Tuesday, March 3, 2020

The Snow by Caroline B. Cooney



Growing up, the Losing Christina series were probably among my favorite installments of the Point Horror series from Scholastic. I'm so old that when I read them, they hadn't yet been rebranded into Losing Christina, just as the vampire trilogy hadn't yet been renamed Vampire's Promise. I loved Christina-- she was a strong, dreamy, romantic heroine who grew up on an island and had to rise up against the terrifying adults who psychologically tortured young girls like her, getting rich, sadistic pleasure from breaking them until they either died... or went insane.

The premise of these books is incredibly dark and even rereading them as an adult gives me chills. They were even more terrifying as a child, because I couldn't understand why none of the other adults or children would listen to Christina about what was going on. As an adult, I do understand-- it's hard to believe that people are capable of doing terrible things; especially if you might have helped to facilitate those terrible things by supporting and even relating to the people who did them. It's easier to brand the truth as a falsehood when cognitive dissonance challenges your worldview.

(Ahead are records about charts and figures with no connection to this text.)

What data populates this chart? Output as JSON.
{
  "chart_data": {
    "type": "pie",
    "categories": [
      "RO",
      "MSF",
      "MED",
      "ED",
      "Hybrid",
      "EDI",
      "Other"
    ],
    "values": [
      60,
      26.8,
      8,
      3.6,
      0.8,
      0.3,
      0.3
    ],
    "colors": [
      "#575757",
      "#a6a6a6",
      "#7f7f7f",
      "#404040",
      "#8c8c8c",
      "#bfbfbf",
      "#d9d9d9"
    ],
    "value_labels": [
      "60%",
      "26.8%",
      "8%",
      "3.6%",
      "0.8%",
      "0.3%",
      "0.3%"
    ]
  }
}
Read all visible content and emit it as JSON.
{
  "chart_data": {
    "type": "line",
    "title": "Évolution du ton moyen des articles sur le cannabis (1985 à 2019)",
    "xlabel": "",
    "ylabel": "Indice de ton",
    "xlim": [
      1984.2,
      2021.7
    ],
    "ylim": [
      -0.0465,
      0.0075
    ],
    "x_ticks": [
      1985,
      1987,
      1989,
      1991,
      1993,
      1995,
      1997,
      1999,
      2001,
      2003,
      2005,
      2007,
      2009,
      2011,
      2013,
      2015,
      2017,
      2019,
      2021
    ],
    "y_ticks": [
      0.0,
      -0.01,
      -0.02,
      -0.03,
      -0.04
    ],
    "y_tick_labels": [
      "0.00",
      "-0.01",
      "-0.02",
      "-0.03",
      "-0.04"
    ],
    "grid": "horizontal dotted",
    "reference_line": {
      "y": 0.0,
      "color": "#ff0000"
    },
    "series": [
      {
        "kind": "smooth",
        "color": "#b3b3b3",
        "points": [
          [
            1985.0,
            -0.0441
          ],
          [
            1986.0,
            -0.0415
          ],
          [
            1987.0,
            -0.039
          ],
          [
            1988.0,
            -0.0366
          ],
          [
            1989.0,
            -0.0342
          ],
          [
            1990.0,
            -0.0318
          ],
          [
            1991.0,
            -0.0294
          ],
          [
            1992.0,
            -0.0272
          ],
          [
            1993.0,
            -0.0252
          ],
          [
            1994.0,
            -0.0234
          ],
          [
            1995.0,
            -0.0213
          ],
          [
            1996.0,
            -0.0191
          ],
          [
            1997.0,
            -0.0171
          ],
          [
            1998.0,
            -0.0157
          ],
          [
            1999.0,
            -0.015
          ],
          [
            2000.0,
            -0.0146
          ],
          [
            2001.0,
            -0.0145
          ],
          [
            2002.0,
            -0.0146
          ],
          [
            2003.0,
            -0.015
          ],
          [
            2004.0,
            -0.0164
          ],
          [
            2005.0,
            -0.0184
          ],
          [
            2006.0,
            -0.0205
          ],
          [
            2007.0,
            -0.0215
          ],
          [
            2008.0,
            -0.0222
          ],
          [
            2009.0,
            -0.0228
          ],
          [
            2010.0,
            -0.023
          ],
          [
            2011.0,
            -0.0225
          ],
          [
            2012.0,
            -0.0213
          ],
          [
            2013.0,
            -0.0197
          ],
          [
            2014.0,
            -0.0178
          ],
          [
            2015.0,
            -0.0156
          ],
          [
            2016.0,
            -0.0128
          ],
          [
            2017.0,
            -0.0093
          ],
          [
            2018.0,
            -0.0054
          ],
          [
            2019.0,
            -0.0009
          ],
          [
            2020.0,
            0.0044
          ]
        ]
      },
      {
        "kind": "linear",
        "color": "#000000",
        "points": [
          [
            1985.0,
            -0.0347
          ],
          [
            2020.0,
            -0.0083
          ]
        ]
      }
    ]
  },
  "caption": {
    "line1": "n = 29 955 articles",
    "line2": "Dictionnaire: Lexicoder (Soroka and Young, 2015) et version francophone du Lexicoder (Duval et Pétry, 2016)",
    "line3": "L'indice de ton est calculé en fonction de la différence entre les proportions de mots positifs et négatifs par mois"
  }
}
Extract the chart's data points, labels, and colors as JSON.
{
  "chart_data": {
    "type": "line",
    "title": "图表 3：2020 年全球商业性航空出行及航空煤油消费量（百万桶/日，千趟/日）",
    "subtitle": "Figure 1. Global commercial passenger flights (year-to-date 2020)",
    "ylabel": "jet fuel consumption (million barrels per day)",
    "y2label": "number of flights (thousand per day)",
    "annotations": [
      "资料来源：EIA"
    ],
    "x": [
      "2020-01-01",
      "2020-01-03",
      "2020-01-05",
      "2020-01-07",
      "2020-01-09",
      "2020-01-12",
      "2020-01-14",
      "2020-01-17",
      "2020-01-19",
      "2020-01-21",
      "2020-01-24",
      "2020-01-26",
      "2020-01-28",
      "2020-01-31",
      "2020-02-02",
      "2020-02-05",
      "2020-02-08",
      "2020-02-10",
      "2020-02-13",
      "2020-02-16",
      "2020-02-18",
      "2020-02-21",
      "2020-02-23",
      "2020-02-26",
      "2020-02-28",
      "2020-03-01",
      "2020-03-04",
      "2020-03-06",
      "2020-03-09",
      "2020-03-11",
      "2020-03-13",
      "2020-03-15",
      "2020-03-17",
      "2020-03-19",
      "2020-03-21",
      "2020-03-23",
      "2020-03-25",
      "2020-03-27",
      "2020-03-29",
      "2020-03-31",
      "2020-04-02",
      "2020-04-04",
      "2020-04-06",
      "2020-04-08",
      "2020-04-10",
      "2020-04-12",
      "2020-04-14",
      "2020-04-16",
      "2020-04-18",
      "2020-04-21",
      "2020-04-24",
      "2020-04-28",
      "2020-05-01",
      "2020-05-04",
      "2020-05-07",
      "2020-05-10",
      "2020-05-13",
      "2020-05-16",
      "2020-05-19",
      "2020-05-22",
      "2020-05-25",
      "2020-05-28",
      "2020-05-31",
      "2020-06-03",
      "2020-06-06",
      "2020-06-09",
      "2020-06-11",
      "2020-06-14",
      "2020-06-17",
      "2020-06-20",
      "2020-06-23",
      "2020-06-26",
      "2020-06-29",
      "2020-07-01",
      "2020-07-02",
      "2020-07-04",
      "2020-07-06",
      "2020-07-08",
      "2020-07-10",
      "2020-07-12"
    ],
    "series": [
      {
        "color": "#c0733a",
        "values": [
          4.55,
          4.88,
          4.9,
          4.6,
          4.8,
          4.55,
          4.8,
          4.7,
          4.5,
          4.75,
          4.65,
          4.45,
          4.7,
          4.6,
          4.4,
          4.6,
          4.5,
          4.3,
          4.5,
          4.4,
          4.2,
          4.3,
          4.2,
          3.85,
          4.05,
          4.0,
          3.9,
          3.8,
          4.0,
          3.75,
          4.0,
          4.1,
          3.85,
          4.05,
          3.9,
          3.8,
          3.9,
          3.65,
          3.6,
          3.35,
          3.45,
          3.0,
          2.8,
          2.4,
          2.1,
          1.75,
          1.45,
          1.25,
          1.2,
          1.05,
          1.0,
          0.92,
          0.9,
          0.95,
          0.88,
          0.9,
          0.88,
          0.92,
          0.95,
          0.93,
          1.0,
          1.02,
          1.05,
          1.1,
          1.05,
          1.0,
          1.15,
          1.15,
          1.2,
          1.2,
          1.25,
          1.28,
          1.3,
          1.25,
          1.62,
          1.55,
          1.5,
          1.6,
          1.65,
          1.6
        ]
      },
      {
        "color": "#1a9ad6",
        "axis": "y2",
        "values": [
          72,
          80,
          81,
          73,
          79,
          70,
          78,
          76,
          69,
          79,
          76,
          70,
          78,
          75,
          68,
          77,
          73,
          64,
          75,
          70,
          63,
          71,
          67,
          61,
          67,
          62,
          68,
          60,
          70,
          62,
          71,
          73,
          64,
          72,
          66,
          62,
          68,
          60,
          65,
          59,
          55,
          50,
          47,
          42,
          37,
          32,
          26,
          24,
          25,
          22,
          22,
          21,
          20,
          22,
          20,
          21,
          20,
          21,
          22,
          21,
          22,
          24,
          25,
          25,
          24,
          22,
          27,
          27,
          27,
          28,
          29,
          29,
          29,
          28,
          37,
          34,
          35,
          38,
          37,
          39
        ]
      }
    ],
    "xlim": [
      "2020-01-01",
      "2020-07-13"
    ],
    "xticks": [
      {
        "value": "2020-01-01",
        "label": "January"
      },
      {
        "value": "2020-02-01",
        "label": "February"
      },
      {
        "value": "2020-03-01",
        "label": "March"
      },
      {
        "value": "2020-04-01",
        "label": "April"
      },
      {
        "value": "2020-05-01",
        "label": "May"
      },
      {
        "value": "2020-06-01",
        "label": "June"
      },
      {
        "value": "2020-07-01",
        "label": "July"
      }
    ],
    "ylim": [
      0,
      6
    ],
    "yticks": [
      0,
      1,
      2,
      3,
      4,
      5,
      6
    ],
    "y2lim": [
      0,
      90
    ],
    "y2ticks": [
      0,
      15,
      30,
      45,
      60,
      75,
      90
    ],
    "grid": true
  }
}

Poor Christina finds this out the hard way in THE FOG, when the Shevvingtons make it their business to destroy the beautiful but fragile seventeen-year-old Anya. In THE SNOW, the Shevvingtons turn their attention to the needy and immature Dolly, Christina's best friend from the island. Dolly loves the Shevvingtons and thinks they are wonderful. No matter what Christina tells her, she won't hear anything bad about them. Even when they put her in unsafe positions or make her feel bad about herself, she truly believes that they mean well for her because they are adults.

I've joked in other reviews that this should be called the Gaslighting Christina series because it truly is a series that builds on how the people around you can bully, lie, and manipulate you into thinking that you're the one in the wrong when you're not. As evil as the Shevvingtons are, it's far more terrifying how the other adults in the story listen to them, and how successfully they've groomed the children in the school to carry out their work and act as their minions.

Part of the reason I loved this series so much is because I was bullied when I was Christina's age, and I found it really inspiring to see a girl rise above all that hate and toxicity like granite, even when she felt like she was about to lose all hope. Christina is such a strong heroine, and her flaming personality is a bright candle in all this Gothic gloom. These books seriously need to be rebranded with better covers because they hold up so well. I'd love to see them made into a mini-series the way FLOWERS IN THE ATTIC was. It's such a good, terrifying story and the writing is so lyrical and chilling.

I would honestly recommend this trilogy to anyone. If you have Kindle Unlimited, you can read it for free!